Professor Petrakis came back again. She didn’t look pleased.

“Interpol haven’t sent anyone to investigate the theft. Who are you, really?”

“I’m….” The Doctor began, then put on a very contrite expression like a boy who had just been caught with the biscuit crumbs on his jumper and the empty packet hidden behind his back.

“You’re some sort of intergalacticpol,” the Professor continued. “I heard you talking. And that’s what made me suspicious.
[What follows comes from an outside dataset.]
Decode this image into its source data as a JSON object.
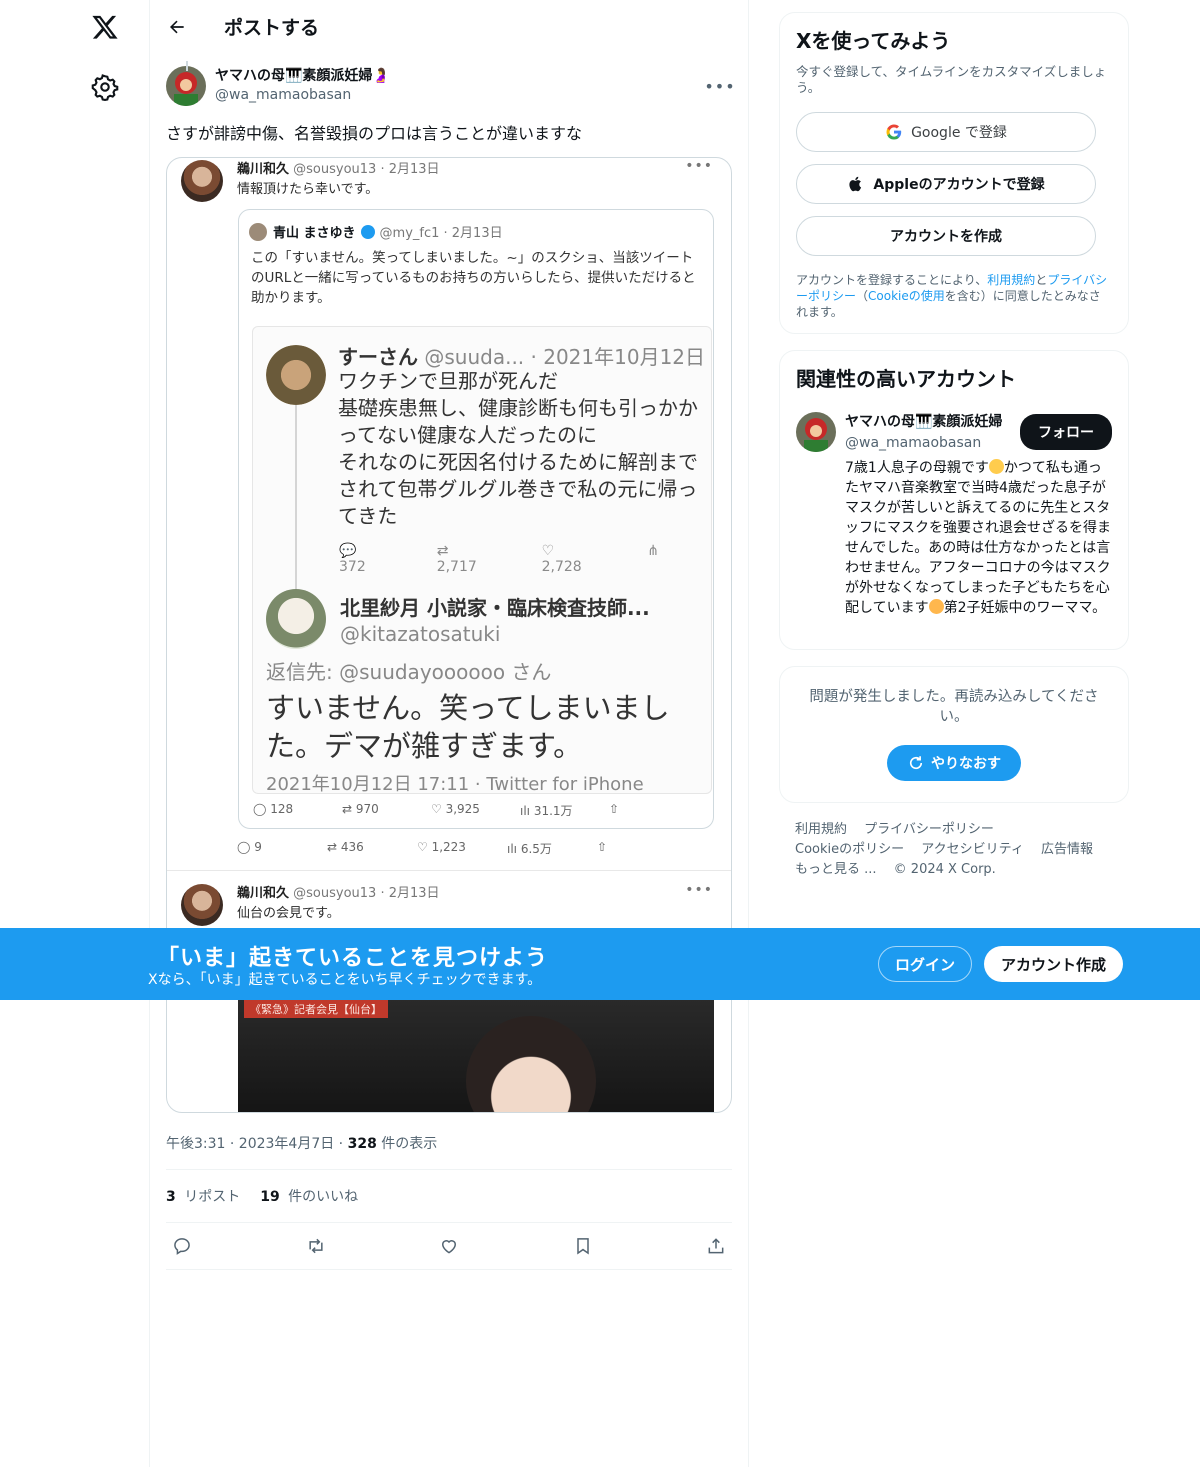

She was talking in English… which I speak very well, because a lot of the tourists are British or American so I need to know English. But YOU were talking some other language entirely, only SHE understood you. And so did I. That’s how I knew something strange was going on. But then you were talking about the Rod of….”

The Doctor looked at the professor, then at Jean. She looked at them both.

“She has worked here, in the presence of the Rod, for years,” The Doctor said to Jean. “She’s absorbed some of the same kind of energy the TARDIS has. That’s why she can do languages.”

“That… kind of makes sense. And it proves that the Rod was here. But….”

“Professor, you can help us,” The Doctor added. “Help us to help you to help….” He paused and started again. “You can find the Rod of Rassilon, and your museum will recover its treasures as well.”

“How do I do that?” she asked.

“I’ll explain as we go. Come on.”

“I’m in charge here,” the Professor argued. “I have to wait for the real authorities to come and….”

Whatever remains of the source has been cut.